Die traurige Realität sieht so aus, dass anti-westliche radikale Islamisten, die sich durch salafistische Prediger in europäischen Vorstädten entwickelt und vermehrt haben, die ausgebildet wurden in Ländern der sogenannten ''Alliierten'' (Pakistan, Saudi-Arabien, usw.) das kämpferischste und effizienteste System eines globalen Hasses, einer antisemitischen und totalitären Ideologie der Christianophobie darstellen, und [deswegen] am populärsten sind. Überall wächst ein ''grüner Faschismus'' heran als Folge einer Angst, die er erzeugt und der Gewalt, die aus ihm erwächst.

Und dies ist leider den westlichen Medien geschuldet, die eher die bärtigen Fanatiker zeigen, als die liberalen Muslime. Jetzt sind die ersten Opfer dieses ''Religiösen Faschismus'' offensichtlich Minderheiten und moderate Muslime, die unter permanenten Drohungen und Terror leben.
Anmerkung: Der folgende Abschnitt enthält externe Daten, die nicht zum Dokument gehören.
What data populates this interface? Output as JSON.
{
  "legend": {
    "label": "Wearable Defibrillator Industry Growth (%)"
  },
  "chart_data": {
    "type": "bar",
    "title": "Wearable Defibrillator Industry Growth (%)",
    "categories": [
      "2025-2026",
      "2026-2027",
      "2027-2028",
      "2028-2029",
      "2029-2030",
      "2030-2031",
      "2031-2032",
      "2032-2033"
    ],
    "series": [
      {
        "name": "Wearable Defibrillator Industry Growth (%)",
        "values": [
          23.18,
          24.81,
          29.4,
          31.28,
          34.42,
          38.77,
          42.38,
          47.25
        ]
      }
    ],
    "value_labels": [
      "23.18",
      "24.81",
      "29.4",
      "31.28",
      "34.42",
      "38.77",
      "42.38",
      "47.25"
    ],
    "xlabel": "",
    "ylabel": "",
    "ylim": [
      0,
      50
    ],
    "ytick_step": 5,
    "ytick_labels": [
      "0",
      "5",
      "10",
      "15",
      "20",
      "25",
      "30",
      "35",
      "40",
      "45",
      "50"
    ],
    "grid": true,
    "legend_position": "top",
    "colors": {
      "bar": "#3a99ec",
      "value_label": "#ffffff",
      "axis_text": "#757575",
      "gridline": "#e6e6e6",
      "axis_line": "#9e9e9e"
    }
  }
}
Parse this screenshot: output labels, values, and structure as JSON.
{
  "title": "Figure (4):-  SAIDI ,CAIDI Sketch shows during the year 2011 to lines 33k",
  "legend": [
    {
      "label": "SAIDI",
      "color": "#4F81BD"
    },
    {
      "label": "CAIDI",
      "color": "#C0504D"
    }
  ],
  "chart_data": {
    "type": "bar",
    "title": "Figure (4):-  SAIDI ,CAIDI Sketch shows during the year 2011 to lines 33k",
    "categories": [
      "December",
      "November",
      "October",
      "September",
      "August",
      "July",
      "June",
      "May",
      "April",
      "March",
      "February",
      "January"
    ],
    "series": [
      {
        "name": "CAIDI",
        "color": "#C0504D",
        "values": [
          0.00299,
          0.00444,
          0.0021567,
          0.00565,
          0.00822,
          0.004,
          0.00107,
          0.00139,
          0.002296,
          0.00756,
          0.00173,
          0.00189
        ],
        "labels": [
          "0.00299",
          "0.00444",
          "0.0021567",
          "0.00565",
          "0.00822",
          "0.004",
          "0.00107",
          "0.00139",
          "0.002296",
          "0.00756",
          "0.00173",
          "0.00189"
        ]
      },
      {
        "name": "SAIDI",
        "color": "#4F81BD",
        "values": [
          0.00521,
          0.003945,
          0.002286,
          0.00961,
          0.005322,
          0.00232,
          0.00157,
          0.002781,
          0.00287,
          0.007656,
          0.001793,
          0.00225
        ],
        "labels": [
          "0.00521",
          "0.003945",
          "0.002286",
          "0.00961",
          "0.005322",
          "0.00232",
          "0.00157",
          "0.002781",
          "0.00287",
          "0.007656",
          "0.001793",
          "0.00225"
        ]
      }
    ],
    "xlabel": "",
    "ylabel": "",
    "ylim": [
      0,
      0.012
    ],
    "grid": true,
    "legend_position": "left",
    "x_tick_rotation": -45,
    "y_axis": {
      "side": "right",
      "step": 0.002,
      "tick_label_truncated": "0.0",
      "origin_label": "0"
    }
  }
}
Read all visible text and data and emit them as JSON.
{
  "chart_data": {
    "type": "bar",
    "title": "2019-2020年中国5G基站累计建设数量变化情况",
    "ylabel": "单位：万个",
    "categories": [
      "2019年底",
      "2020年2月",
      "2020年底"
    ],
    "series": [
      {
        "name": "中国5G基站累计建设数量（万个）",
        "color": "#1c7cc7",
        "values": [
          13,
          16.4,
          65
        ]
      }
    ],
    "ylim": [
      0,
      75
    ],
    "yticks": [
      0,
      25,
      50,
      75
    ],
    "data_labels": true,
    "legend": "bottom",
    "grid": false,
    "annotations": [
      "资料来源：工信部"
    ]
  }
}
Ein wachsendes Phänomen wie der ''Arabische Frühling'' (der schnell zu einem ''islamistischen Winter'' wurde) ist noch nicht zu einem Stillstand gekommen, sondern hat an Tempo gewonnen.

Denn von Rabat bis Sanaa, bis Tunis, Damaskus oder Baghdad, die Quelle der Legitimität ist die Scharia die, wenn sie in ihrer orthodoxen oder radikalen Form angewendet wird, niemals etwas Gutes für Minderheiten darstellt oder für Anhänger der Freiheit.